Ama şekerleri vermesi için bir şartı vardı, Hacı Ömer'in. Tek tek sıraya dizilir, küçükten büyüğe, hepimiz elini öperdik.
Her akşam tekrarlanırdı bu gelenek.
Biz şekerlemelerimizi almanın gururunu yaşarken, şekerci dede de el öptürme geleneğini sürdürmenin haklı gururunu yaşıyordu.
Ezan sesiyle birlikte evlerimize dağılırdık. Mutluluğumuz, gözlerimizden okunurdu.
Şekerci dede ise çocukları mutlu etmenin bir yolunu bulmuştu bu şekilde.
Bir de dünya tatlısı eşi vardı adı neydi? Neydi? Şimdi hafızamdan uçtu, gitti, gökyüzünün eteklerine doğru.
Ama o kadar şeker bir kadındı ki sanırsınız benimle bugünlere gelmiş gibi yıllardır unutamadım, mahallemizin şeker tonton teyzesini. Çocukla çocuk, genç ile genç olur, her ortama ayak uydururdu.
Tek bir özeliğini hiç unutmam. Müziğin ritmine göre yaşam felsefesi vardı.
Müzik sesine dayanamaz, kalkar, oynardı. Acılarını belki de müzik sesi ile birlikte savururdu rüzgâra karşı meydan okurcasına. Saatin ve zamanın hiç önemi yoktu onun için.
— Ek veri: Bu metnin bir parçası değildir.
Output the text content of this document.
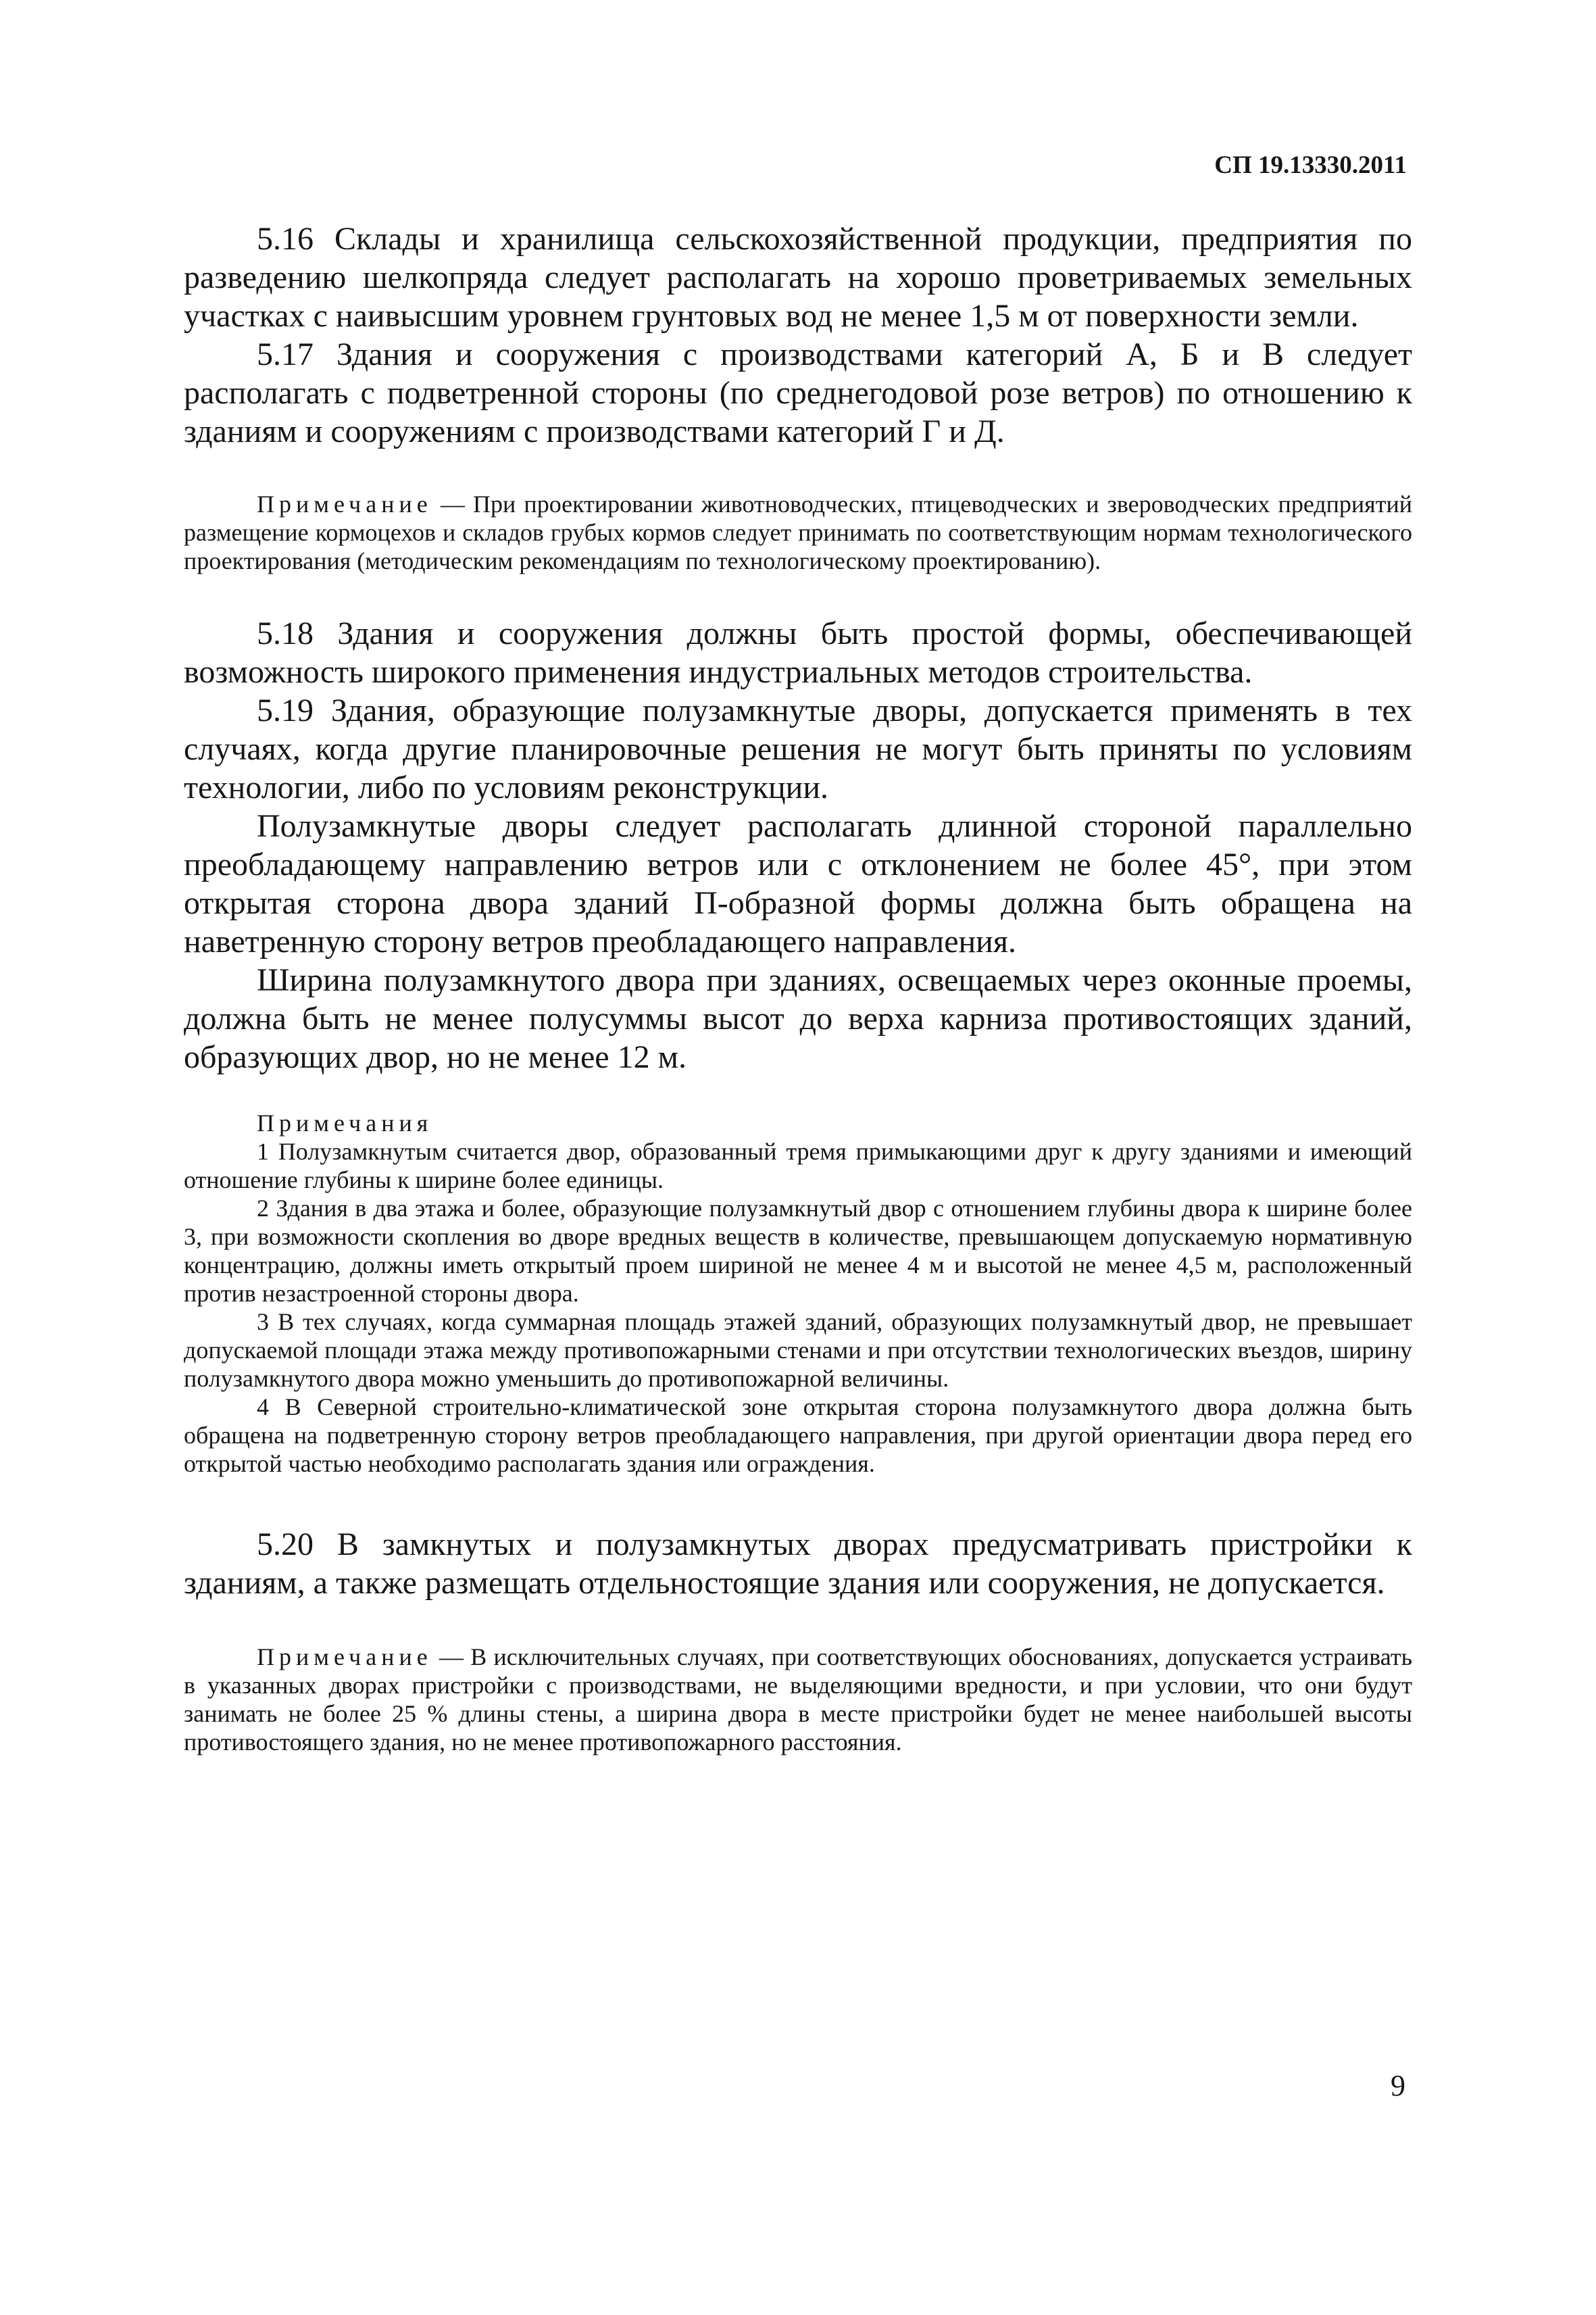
СП 19.13330.2011

5.16 Склады и хранилища сельскохозяйственной продукции, предприятия по разведению шелкопряда следует располагать на хорошо проветриваемых земельных участках с наивысшим уровнем грунтовых вод не менее 1,5 м от поверхности земли.

5.17 Здания и сооружения с производствами категорий А, Б и В следует располагать с подветренной стороны (по среднегодовой розе ветров) по отношению к зданиям и сооружениям с производствами категорий Г и Д.

Примечание — При проектировании животноводческих, птицеводческих и звероводческих предприятий размещение кормоцехов и складов грубых кормов следует принимать по соответствующим нормам технологического проектирования (методическим рекомендациям по технологическому проектированию).

5.18 Здания и сооружения должны быть простой формы, обеспечивающей возможность широкого применения индустриальных методов строительства.

5.19 Здания, образующие полузамкнутые дворы, допускается применять в тех случаях, когда другие планировочные решения не могут быть приняты по условиям технологии, либо по условиям реконструкции.

Полузамкнутые дворы следует располагать длинной стороной параллельно преобладающему направлению ветров или с отклонением не более 45°, при этом открытая сторона двора зданий П-образной формы должна быть обращена на наветренную сторону ветров преобладающего направления.

Ширина полузамкнутого двора при зданиях, освещаемых через оконные проемы, должна быть не менее полусуммы высот до верха карниза противостоящих зданий, образующих двор, но не менее 12 м.

Примечания

1 Полузамкнутым считается двор, образованный тремя примыкающими друг к другу зданиями и имеющий отношение глубины к ширине более единицы.

2 Здания в два этажа и более, образующие полузамкнутый двор с отношением глубины двора к ширине более 3, при возможности скопления во дворе вредных веществ в количестве, превышающем допускаемую нормативную концентрацию, должны иметь открытый проем шириной не менее 4 м и высотой не менее 4,5 м, расположенный против незастроенной стороны двора.

3 В тех случаях, когда суммарная площадь этажей зданий, образующих полузамкнутый двор, не превышает допускаемой площади этажа между противопожарными стенами и при отсутствии технологических въездов, ширину полузамкнутого двора можно уменьшить до противопожарной величины.

4 В Северной строительно-климатической зоне открытая сторона полузамкнутого двора должна быть обращена на подветренную сторону ветров преобладающего направления, при другой ориентации двора перед его открытой частью необходимо располагать здания или ограждения.

5.20 В замкнутых и полузамкнутых дворах предусматривать пристройки к зданиям, а также размещать отдельностоящие здания или сооружения, не допускается.

Примечание — В исключительных случаях, при соответствующих обоснованиях, допускается устраивать в указанных дворах пристройки с производствами, не выделяющими вредности, и при условии, что они будут занимать не более 25 % длины стены, а ширина двора в месте пристройки будет не менее наибольшей высоты противостоящего здания, но не менее противопожарного расстояния.

9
Hıdrellez'de bile şen şakrak çocuklar gibi bizimle birlikte çocuk olur; yakar top oynar, ip atlar, hatta salıncakda bile sallanırdı.
Bu iki dünya tatlısı karı koca, mahallemizin ilgi odağı olmuştu.
Bir sabah uyandığımda, mahallemizin şeker tonton teyzesi bu dünyadan göç etmişti başka dünyaya.
O kadar gözyaşı döktüm ki bardaktan boşalırcasına, gözyaşım yağmur ile yarışıyordu âdeta.
Göğsünde ise komşumuzun küçük kızının resmi varmış. Pamuk elleri, resmi tutuyormuş. Anlam verememiştim bunu duyduğumda, biraz da kıskanmıştım komşunun küçük kızını benden çok sevmiş diye, çocukluk işte!
Sonra kendimi sorguladım, neden hep sevdiklerimi alır Mevlâ'm diye?
Uzun uzun sessizliğe büründüm o günden sonra. Yan odaya geçmeye dahi korkar oldum.
Zaman hızlı ilerliyor tabii. Bir gün Hacı Ömer'in de sessizce aramızdan gidişine şahit oldum.
Derin duygular ile ben de kuytu köşelerde, kendimce sığınacak bir liman aradım.
Hep aklımda, beynimi kemiren deli deli sorular ile bu günlere geldim.
Bir insan önce doğar, emekler, yürür, konuşur, bir mevki sahibi olur ve de gelecek nesile ardında unutulmayacak miras bırakır, sonra da bu dünyadan göç eder. Bu dünyanın yaşam geleneği olsa gerek.
Günlerce, aylarca, hatta yıllarca hep şekerci Ömer dedeyi düşündüm, durdum.
Ömer dede, çocukları mutlu etmenin yolunu, elini öptürme şartıyla ve bizleri şeker ile ödüllendirerek bulmuştu.
Peki siz, mutlu olmak için ne yapıyorsunuz?